Lu
Les années d'Annie Ernaux
Vu
Quai des orfèvres d'Henri-Georges Clouzot
Zumaia, plage d'Itzurun, 19 déc, 5 h |
le vent se fait mordant, un pêcheur s'arcboute à sa canne, du sable projeté au visage par poignées, il pense prendre quoi là, cette obstination
Zumaia, plage d'Itzurun, 19 déc, 5 h. |
un léger toc toc à la porte, la voisine de palier, sourire aux lèvres, des mines de conspirateur, le mari se tient dans l’embrasure de leur appartement, le paquet enrubanné qu'elle cachait dans son dos passe dans mes mains, aller lentement, défaire les agrafes, deviner un objet, faudra-t-il se composer un visage reconnaissant, Mais, vas-y, tu peux déchirer, elle s'impatiente, un couple de colibris sculptés jaillit, ma joie éclate, je les gardais depuis mon retour du pays, fin octobre donc, quand elle a visité sa famille en Côte d'Ivoire, nous tombons dans les bras l'une de l'autre
Dans la rue à sens unique, remonter les voitures arrêtées au feu rouge. A plusieurs reprises, la voix stridente d'une jeune fille se fraie un chemin dans le brouhaha. Madame L... Madame L... se pourrait-il que votre nom résonne ? Regarder de tous côtés, une erreur sans doute. Quelques pas plus loin, côté chauffeur, une fenêtre baissée, regard rieur de la mère sur l'air de vous la connaissez comme moi, La jeune fille Ah ! je suis trop trop contente de vous voir, vous allez bien ? Toulouse c'est génial, je suis trop trop contente d'étudier là-bas. Le feu passe au vert, un grand espace se creuse devant, démarrer avant les premiers coups de klaxon.

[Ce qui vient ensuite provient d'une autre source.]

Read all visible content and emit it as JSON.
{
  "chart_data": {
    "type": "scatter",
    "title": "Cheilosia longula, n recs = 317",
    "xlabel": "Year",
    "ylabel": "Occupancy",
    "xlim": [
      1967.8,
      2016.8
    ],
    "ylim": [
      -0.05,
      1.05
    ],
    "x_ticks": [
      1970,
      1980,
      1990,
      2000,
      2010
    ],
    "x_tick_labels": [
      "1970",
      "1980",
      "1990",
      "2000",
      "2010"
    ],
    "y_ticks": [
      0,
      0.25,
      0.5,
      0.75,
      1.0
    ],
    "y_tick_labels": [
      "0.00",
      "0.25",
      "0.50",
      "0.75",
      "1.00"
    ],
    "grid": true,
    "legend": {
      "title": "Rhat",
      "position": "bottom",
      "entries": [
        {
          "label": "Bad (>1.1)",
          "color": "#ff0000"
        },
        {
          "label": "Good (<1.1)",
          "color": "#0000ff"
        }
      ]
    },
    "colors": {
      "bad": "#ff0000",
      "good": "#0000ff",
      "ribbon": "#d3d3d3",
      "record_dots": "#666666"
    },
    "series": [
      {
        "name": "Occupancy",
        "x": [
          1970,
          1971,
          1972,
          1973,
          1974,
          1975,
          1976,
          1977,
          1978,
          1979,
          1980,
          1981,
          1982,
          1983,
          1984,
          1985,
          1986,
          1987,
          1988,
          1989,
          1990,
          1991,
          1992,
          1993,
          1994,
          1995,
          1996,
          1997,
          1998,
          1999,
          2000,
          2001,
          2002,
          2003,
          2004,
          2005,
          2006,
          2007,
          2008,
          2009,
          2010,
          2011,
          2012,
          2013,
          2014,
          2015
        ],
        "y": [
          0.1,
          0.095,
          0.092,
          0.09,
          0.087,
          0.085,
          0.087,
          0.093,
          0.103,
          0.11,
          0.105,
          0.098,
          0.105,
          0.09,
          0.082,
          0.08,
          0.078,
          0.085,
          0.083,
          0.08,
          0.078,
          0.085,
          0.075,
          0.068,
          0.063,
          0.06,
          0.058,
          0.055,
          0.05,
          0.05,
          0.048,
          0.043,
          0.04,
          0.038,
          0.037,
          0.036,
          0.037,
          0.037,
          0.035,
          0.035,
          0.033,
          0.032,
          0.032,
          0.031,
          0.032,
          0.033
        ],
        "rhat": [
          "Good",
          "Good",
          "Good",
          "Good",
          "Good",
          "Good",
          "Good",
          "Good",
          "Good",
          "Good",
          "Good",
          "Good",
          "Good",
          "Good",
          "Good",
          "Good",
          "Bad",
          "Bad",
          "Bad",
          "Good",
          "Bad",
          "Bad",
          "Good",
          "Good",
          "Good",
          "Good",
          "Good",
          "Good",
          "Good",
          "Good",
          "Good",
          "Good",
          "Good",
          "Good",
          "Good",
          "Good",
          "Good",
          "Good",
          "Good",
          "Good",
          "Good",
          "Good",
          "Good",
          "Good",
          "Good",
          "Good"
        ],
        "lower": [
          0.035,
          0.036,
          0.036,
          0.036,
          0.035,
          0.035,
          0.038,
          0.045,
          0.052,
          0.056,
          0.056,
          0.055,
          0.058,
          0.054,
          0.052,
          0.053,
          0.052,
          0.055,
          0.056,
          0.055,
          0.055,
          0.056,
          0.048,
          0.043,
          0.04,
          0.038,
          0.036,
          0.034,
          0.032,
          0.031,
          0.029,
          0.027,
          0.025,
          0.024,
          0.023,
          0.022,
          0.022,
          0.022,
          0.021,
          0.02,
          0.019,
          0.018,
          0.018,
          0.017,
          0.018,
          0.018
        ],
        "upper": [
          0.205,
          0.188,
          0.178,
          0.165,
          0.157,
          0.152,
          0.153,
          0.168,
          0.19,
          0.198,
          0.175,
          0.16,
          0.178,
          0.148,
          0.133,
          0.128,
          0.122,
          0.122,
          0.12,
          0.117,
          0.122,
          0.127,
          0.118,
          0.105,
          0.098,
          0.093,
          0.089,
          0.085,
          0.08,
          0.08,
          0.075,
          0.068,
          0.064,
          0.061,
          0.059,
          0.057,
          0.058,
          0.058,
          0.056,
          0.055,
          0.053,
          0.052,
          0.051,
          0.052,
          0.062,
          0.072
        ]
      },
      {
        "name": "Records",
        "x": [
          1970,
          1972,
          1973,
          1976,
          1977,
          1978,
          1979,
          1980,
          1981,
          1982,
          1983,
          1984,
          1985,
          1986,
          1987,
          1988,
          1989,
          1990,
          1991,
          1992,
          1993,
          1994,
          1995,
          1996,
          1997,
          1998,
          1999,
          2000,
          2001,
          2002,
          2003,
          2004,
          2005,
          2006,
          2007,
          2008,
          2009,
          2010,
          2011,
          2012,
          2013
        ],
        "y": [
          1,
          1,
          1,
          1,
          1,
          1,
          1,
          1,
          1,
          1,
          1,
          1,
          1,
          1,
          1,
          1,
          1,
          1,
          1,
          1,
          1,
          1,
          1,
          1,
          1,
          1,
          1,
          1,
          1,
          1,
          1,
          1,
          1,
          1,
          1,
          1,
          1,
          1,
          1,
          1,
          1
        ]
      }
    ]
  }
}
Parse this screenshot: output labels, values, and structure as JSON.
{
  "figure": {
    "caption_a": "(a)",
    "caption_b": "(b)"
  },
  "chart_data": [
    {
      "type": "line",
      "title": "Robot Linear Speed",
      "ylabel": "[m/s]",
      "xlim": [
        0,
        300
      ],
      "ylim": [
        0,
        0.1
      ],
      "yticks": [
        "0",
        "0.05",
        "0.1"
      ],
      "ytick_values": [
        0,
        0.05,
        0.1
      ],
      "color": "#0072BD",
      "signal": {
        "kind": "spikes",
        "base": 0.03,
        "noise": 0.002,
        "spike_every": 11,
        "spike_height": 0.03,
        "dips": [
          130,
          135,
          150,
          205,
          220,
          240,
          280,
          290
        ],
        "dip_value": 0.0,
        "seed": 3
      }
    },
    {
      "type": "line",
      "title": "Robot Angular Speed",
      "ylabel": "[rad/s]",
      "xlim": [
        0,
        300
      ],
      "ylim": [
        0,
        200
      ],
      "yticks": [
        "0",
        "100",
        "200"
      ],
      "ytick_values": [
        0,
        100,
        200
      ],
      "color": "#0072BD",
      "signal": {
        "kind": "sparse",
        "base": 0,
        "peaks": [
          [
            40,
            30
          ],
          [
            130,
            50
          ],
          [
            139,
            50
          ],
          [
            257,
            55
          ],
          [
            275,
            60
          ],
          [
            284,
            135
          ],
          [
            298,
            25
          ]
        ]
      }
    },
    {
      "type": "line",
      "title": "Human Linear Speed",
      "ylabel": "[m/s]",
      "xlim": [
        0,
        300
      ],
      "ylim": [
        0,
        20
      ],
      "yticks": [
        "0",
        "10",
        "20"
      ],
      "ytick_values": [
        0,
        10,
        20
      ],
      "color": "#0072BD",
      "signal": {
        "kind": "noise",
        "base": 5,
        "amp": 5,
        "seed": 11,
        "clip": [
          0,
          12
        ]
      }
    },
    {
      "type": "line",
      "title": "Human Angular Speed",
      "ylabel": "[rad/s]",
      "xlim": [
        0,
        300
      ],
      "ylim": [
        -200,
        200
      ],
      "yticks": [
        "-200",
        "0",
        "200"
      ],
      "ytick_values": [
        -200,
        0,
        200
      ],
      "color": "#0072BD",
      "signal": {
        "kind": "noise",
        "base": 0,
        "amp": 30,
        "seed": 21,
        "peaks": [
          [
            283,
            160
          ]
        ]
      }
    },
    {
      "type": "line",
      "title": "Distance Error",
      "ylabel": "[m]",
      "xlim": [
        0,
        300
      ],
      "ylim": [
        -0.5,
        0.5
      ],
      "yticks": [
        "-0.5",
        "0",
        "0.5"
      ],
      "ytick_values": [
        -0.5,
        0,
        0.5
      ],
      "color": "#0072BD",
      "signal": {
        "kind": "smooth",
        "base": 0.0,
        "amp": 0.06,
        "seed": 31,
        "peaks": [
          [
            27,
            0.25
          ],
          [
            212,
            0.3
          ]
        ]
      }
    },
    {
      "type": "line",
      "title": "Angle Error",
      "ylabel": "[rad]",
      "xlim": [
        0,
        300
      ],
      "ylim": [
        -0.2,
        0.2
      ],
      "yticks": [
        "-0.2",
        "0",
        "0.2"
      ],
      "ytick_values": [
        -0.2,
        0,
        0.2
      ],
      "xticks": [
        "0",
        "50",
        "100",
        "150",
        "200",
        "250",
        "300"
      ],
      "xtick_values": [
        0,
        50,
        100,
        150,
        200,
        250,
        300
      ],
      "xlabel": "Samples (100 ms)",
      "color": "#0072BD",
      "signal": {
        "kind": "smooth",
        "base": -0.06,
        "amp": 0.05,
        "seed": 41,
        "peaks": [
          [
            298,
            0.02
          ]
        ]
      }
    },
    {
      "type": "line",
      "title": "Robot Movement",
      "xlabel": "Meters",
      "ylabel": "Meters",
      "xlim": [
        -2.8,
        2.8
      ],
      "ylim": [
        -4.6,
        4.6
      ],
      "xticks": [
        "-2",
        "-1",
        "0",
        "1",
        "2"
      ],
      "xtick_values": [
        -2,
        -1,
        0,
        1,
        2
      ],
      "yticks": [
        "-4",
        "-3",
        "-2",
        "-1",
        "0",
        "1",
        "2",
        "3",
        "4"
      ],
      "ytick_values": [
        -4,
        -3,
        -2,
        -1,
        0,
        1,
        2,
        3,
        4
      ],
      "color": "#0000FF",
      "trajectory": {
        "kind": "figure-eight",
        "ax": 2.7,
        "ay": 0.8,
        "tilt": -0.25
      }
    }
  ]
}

Getaria, vignoble du txakoli |
Zarautz, Getaria, Zumaia, le vent mugit sur les hauteurs,s'engouffre sous les arbres,
Getaria, 19 déc 2022 |
personne sur le chemin, presser le pas,
Zumaia, plage de Itzurun |
à l'arrivée, le ciel se déchire, courir, elle va s’échapper, cette lumière-là,
"le temps, ce grand sculpteur" écrivait Marguerite Yourcenar
sur un présentoir banc des kilomètres d'Annie Ernaux, se pencher, prendre, feuilleter, reposer, prendre encore, derrière, au-dessus de vous la voix fraîche d'une jeune fille, D'elle j'ai juste lu La Place, prends Les années. Tu veux bien me lire la quatrième de couverture ? Il s'exécute, lit avec lenteur, concentré sur la ponctuation. "La photo en noir et blanc d'une petite fille en maillot de bain foncé, sur une plage de galets. En fond, des falaises. Elle est assise sur un rocher plat, ses jambes robustes étendues bien droites devant elle, les bras...". Se retourner. Un beau visage carré tendu vers lui, de grands cheveux bruns. D'épaisses lunettes noires aussi.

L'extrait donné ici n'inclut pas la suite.